- Born: 1953 Konya, Turkey
- Died: 2013 (aged 59–60) Adana, Turkey
- Cause of death: Aviation accident

= Murat Öztürk (aviator) =

Turkish aerobatics pilot and camera operator (1953-2013)

Murat Öztürk (1953 in Konya – 19 May 2013 in Adana) was a Turkish professional aerobatics pilot and former camera operator.

==Early life==
Murat Öztürk was born 1953 in Konya. He worked as a news camera operator at the state-run television channel of Turkish Radio and Television Corporation (TRT). On September 19th, 1976, Murat's father was on board Turkish Airlines Flight 452 when it crashed into a Mountain killing him and everyone else on board. Murat's professional life changed in 1985 when he was sent to Samandıra Airfield, Istanbul for a news footage on ultralight aviation. Afterwards, he took to flying ultralight aircraft, and acquired both pilot and instructor licenses.

==Aviator==
With a friend, Öztürk purchased an agricultural plot on the bank of Lake Büyükçekmece to convert it into an earthen sports airfield for his flight exercises. He soon left his post as a cameraman, and, with the financial support of a businessman, built an asphalt-covered airfield with hangars that became known as Istanbul Hezarfen Airfield, serving general aviation.

He co-founded the aviation company "Top Air", one of Turkey's first private flight training schools, which educated hundreds of professional and amateur pilots. He later completely took over Top Air. His daughter Pelin Öztürk acquired her pilot's license in 2011, and is working as a pilot-instructor in her father's flight school.

Combining his photography experience with flying, Murat Öztürk became Turkey's first ever aerial photographer, and was awarded for his aerial imagery.

==Aerobatic pilot==
In 2010, he became interested in aerobatics. In 2012, Öztürk crashed with his Pitts Special aerobatic biplane at Hezarfen Airfield. After recovering from his injuries, he returned to flying.

Since February 2013, Öztürk used to display aerobatics with his two-seat Pitts Special S-2B, registration TC-AYT, which he had purchased shortly before.

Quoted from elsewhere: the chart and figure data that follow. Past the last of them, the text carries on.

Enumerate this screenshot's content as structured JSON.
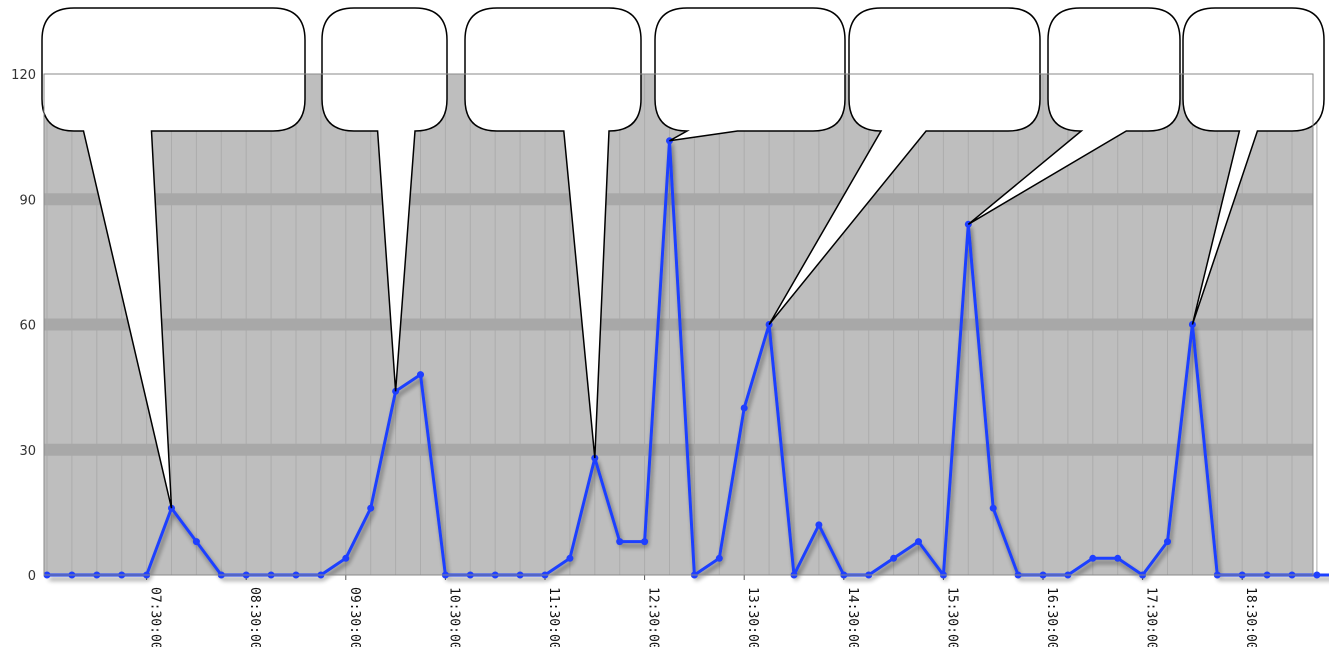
{
  "chart_data": {
    "type": "line",
    "colors": {
      "line": "#1f3fff",
      "plot_bg": "#bebebe",
      "major_grid": "#a8a8a8",
      "minor_grid": "#acacac"
    },
    "ylim": [
      0,
      120
    ],
    "yticks": [
      0,
      30,
      60,
      90,
      120
    ],
    "xticks": [
      "07:30:00",
      "08:30:00",
      "09:30:00",
      "10:30:00",
      "11:30:00",
      "12:30:00",
      "13:30:00",
      "14:30:00",
      "15:30:00",
      "16:30:00",
      "17:30:00",
      "18:30:00"
    ],
    "grid": true,
    "series": [
      {
        "x": [
          "06:30",
          "06:45",
          "07:00",
          "07:15",
          "07:30",
          "07:45",
          "08:00",
          "08:15",
          "08:30",
          "08:45",
          "09:00",
          "09:15",
          "09:30",
          "09:45",
          "10:00",
          "10:15",
          "10:30",
          "10:45",
          "11:00",
          "11:15",
          "11:30",
          "11:45",
          "12:00",
          "12:15",
          "12:30",
          "12:45",
          "13:00",
          "13:15",
          "13:30",
          "13:45",
          "14:00",
          "14:15",
          "14:30",
          "14:45",
          "15:00",
          "15:15",
          "15:30",
          "15:45",
          "16:00",
          "16:15",
          "16:30",
          "16:45",
          "17:00",
          "17:15",
          "17:30",
          "17:45",
          "18:00",
          "18:15",
          "18:30",
          "18:45",
          "19:00",
          "19:15",
          "19:30"
        ],
        "values": [
          0,
          0,
          0,
          0,
          0,
          16,
          8,
          0,
          0,
          0,
          0,
          0,
          4,
          16,
          44,
          48,
          0,
          0,
          0,
          0,
          0,
          4,
          28,
          8,
          8,
          104,
          0,
          4,
          40,
          60,
          0,
          12,
          0,
          0,
          4,
          8,
          0,
          84,
          16,
          0,
          0,
          0,
          4,
          4,
          0,
          8,
          60,
          0,
          0,
          0,
          0,
          0,
          0
        ]
      }
    ],
    "callouts": [
      {
        "name": "callout-1",
        "x": "07:45",
        "value": 16,
        "text": ""
      },
      {
        "name": "callout-2",
        "x": "10:00",
        "value": 44,
        "text": ""
      },
      {
        "name": "callout-3",
        "x": "12:00",
        "value": 28,
        "text": ""
      },
      {
        "name": "callout-4",
        "x": "12:45",
        "value": 104,
        "text": ""
      },
      {
        "name": "callout-5",
        "x": "13:45",
        "value": 60,
        "text": ""
      },
      {
        "name": "callout-6",
        "x": "15:45",
        "value": 84,
        "text": ""
      },
      {
        "name": "callout-7",
        "x": "18:00",
        "value": 60,
        "text": ""
      }
    ]
  }
}
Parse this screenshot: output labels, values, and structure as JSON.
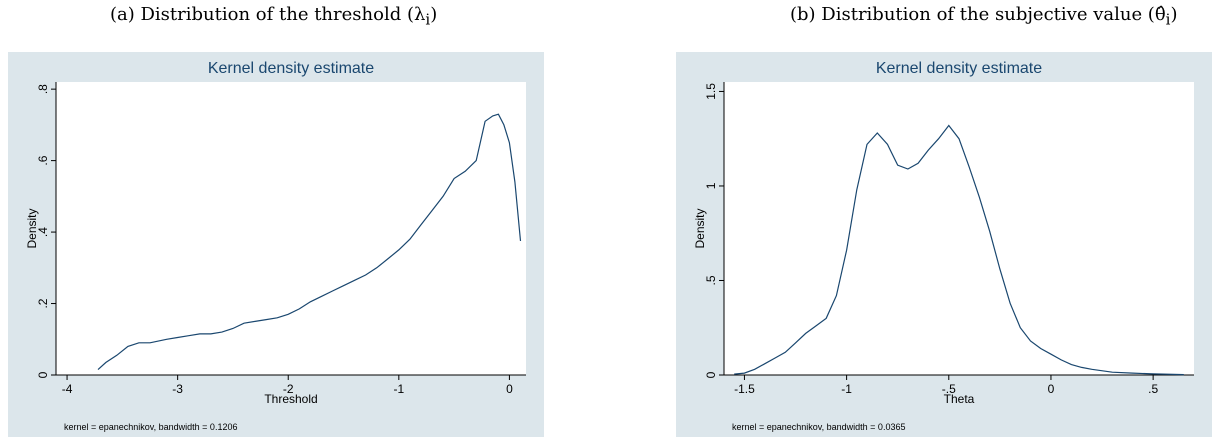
{
  "captions": {
    "a": "(a) Distribution of the threshold (λ",
    "a_sub": "i",
    "b": "(b) Distribution of the subjective value (θ̂",
    "b_sub": "i"
  },
  "chart_data": [
    {
      "type": "line",
      "title": "Kernel density estimate",
      "xlabel": "Threshold",
      "ylabel": "Density",
      "note": "kernel = epanechnikov, bandwidth = 0.1206",
      "xlim": [
        -4.1,
        0.15
      ],
      "ylim": [
        0,
        0.82
      ],
      "xticks": [
        -4,
        -3,
        -2,
        -1,
        0
      ],
      "xticklabels": [
        "-4",
        "-3",
        "-2",
        "-1",
        "0"
      ],
      "yticks": [
        0,
        0.2,
        0.4,
        0.6,
        0.8
      ],
      "yticklabels": [
        "0",
        ".2",
        ".4",
        ".6",
        ".8"
      ],
      "colors": {
        "outer_bg": "#dce6eb",
        "plot_bg": "#ffffff",
        "line": "#1a476f",
        "title": "#1a476f"
      },
      "series": [
        {
          "x": [
            -3.72,
            -3.65,
            -3.55,
            -3.45,
            -3.35,
            -3.25,
            -3.1,
            -3.0,
            -2.9,
            -2.8,
            -2.7,
            -2.6,
            -2.5,
            -2.4,
            -2.3,
            -2.2,
            -2.1,
            -2.0,
            -1.9,
            -1.8,
            -1.7,
            -1.6,
            -1.5,
            -1.4,
            -1.3,
            -1.2,
            -1.1,
            -1.0,
            -0.9,
            -0.8,
            -0.7,
            -0.6,
            -0.5,
            -0.4,
            -0.3,
            -0.22,
            -0.15,
            -0.1,
            -0.05,
            0.0,
            0.05,
            0.1
          ],
          "y": [
            0.015,
            0.035,
            0.055,
            0.08,
            0.09,
            0.09,
            0.1,
            0.105,
            0.11,
            0.115,
            0.115,
            0.12,
            0.13,
            0.145,
            0.15,
            0.155,
            0.16,
            0.17,
            0.185,
            0.205,
            0.22,
            0.235,
            0.25,
            0.265,
            0.28,
            0.3,
            0.325,
            0.35,
            0.38,
            0.42,
            0.46,
            0.5,
            0.55,
            0.57,
            0.6,
            0.71,
            0.725,
            0.73,
            0.7,
            0.65,
            0.54,
            0.375
          ]
        }
      ]
    },
    {
      "type": "line",
      "title": "Kernel density estimate",
      "xlabel": "Theta",
      "ylabel": "Density",
      "note": "kernel = epanechnikov, bandwidth = 0.0365",
      "xlim": [
        -1.6,
        0.7
      ],
      "ylim": [
        0,
        1.55
      ],
      "xticks": [
        -1.5,
        -1,
        -0.5,
        0,
        0.5
      ],
      "xticklabels": [
        "-1.5",
        "-1",
        "-.5",
        "0",
        ".5"
      ],
      "yticks": [
        0,
        0.5,
        1,
        1.5
      ],
      "yticklabels": [
        "0",
        ".5",
        "1",
        "1.5"
      ],
      "colors": {
        "outer_bg": "#dce6eb",
        "plot_bg": "#ffffff",
        "line": "#1a476f",
        "title": "#1a476f"
      },
      "series": [
        {
          "x": [
            -1.55,
            -1.5,
            -1.45,
            -1.4,
            -1.35,
            -1.3,
            -1.25,
            -1.2,
            -1.15,
            -1.1,
            -1.05,
            -1.0,
            -0.95,
            -0.9,
            -0.85,
            -0.8,
            -0.75,
            -0.7,
            -0.65,
            -0.6,
            -0.55,
            -0.5,
            -0.45,
            -0.4,
            -0.35,
            -0.3,
            -0.25,
            -0.2,
            -0.15,
            -0.1,
            -0.05,
            0.0,
            0.05,
            0.1,
            0.15,
            0.2,
            0.3,
            0.4,
            0.5,
            0.6,
            0.65
          ],
          "y": [
            0.005,
            0.01,
            0.03,
            0.06,
            0.09,
            0.12,
            0.17,
            0.22,
            0.26,
            0.3,
            0.42,
            0.66,
            0.98,
            1.22,
            1.28,
            1.22,
            1.11,
            1.09,
            1.12,
            1.19,
            1.25,
            1.32,
            1.25,
            1.1,
            0.94,
            0.76,
            0.56,
            0.38,
            0.25,
            0.18,
            0.14,
            0.11,
            0.08,
            0.055,
            0.04,
            0.03,
            0.015,
            0.01,
            0.006,
            0.003,
            0.002
          ]
        }
      ]
    }
  ]
}
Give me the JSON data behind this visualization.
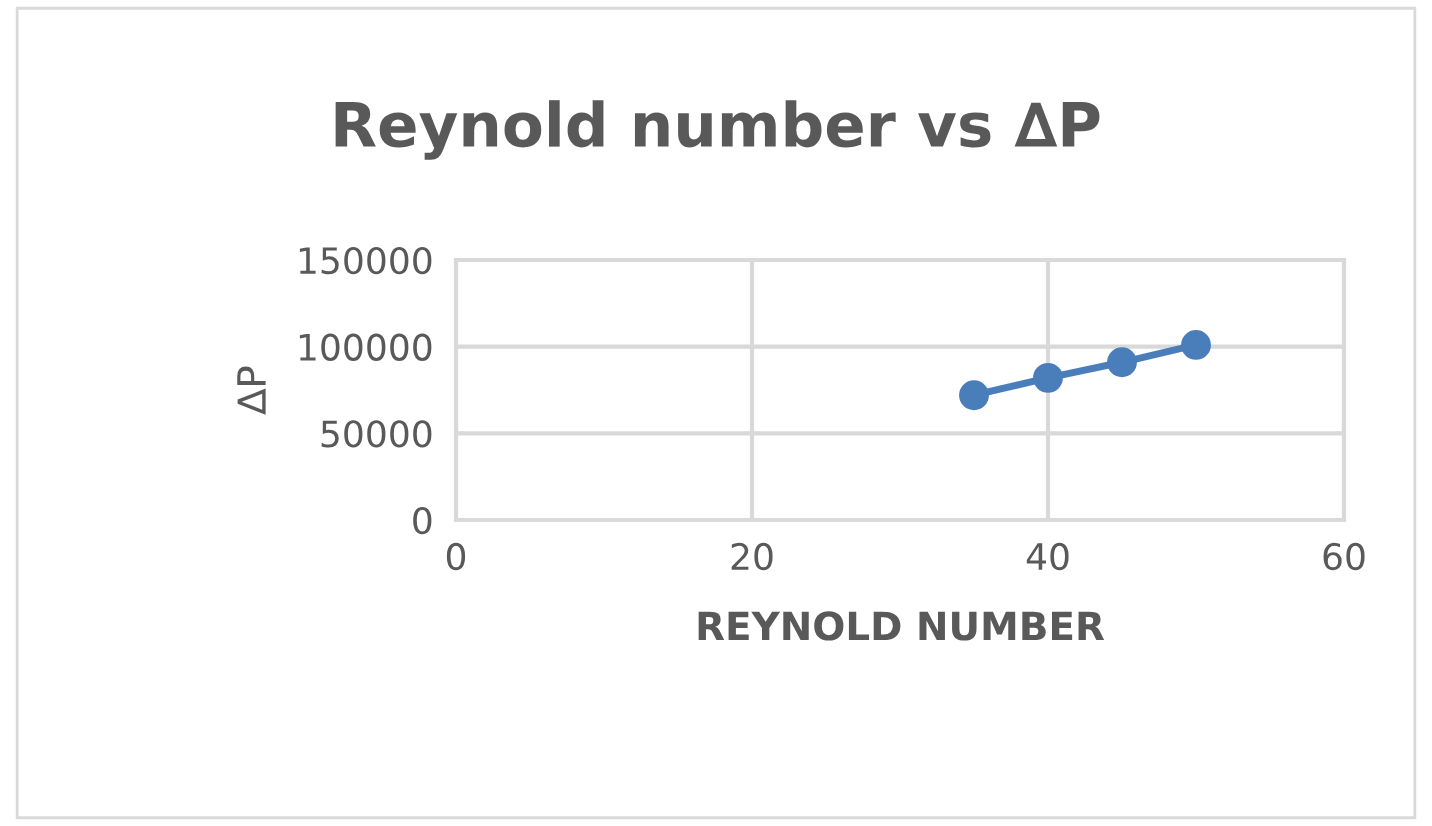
{
  "chart_data": {
    "type": "line",
    "title": "Reynold number vs ∆P",
    "xlabel": "REYNOLD NUMBER",
    "ylabel": "∆P",
    "x": [
      35,
      40,
      45,
      50
    ],
    "series": [
      {
        "color": "#4a7ebb",
        "values": [
          72000,
          82000,
          91000,
          101000
        ]
      }
    ],
    "xlim": [
      0,
      60
    ],
    "xticks": [
      0,
      20,
      40,
      60
    ],
    "ylim": [
      0,
      150000
    ],
    "yticks": [
      0,
      50000,
      100000,
      150000
    ],
    "grid": true,
    "marker": "circle",
    "line_style": "solid",
    "legend": false
  }
}
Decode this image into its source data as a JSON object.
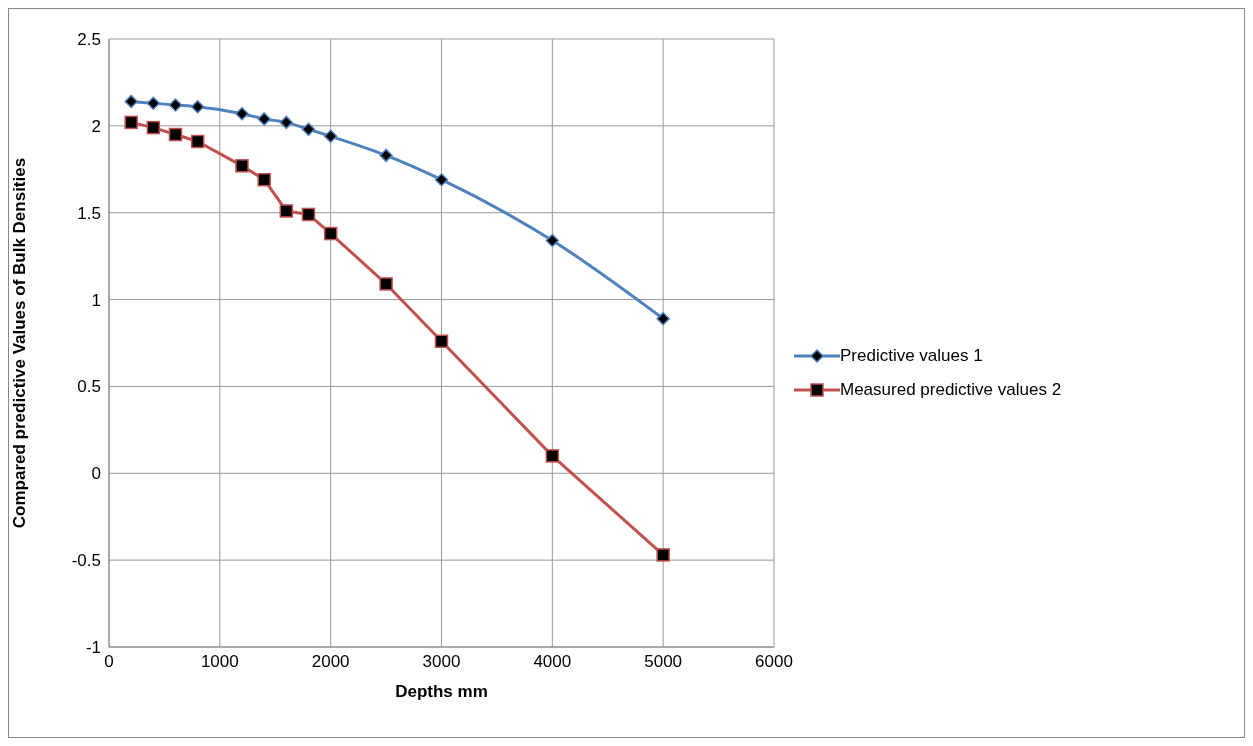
{
  "chart_data": {
    "type": "line",
    "xlabel": "Depths mm",
    "ylabel": "Compared predictive Values of Bulk Densities",
    "x": [
      200,
      400,
      600,
      800,
      1200,
      1400,
      1600,
      1800,
      2000,
      2500,
      3000,
      4000,
      5000
    ],
    "series": [
      {
        "name": "Predictive values 1",
        "color": "#4f81bd",
        "marker": "diamond",
        "values": [
          2.14,
          2.13,
          2.12,
          2.11,
          2.07,
          2.04,
          2.02,
          1.98,
          1.94,
          1.83,
          1.69,
          1.34,
          0.89
        ]
      },
      {
        "name": "Measured predictive values 2",
        "color": "#c0504d",
        "marker": "square",
        "values": [
          2.02,
          1.99,
          1.95,
          1.91,
          1.77,
          1.69,
          1.51,
          1.49,
          1.38,
          1.09,
          0.76,
          0.1,
          -0.47
        ]
      }
    ],
    "xlim": [
      0,
      6000
    ],
    "xticks": [
      0,
      1000,
      2000,
      3000,
      4000,
      5000,
      6000
    ],
    "ylim": [
      -1,
      2.5
    ],
    "yticks": [
      -1,
      -0.5,
      0,
      0.5,
      1,
      1.5,
      2,
      2.5
    ],
    "grid": true,
    "legend": "right",
    "line_style": "solid"
  }
}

After signing a sponsorship deal with an energy drink company in 2013, he performed his first aerobatic show above Maiden's Tower at Bosphorus on 28 April 2013. He then took part at an air show of the Turkish Stars and Solo Türk held on 12 May 2013 at Hezarfen Airfield.

To join an air show at the 2nd International Air Games Festival (Uluslararası Hava Oyunları Festivali) in Adana, he took off from Istanbul Hezarfen Airfield on 15 May 2013. After a refueling stop at Eskişehir İnönü Airfield he flew to Ankara, where he visited the Directorate General of Civil Aviation. Öztürk arrived in Adana on 16 May, flying via Cappadocia in Nevşehir Province. In Adana, he performed a number of aerobatic shows over the city on 18 and 19 May in conjunction with the celebrations of the Commemoration of Atatürk, Youth and Sports Day.

==Death==
Öztürk died on 19 May 2013, when his plane crashed into the ground and caught fire while performing a diving manoeuvre during the air show in Adana. His body was taken to Istanbul, where he was buried at the Eyüp Cemetery. He is survived by his wife Nilgün and daughter Pelin.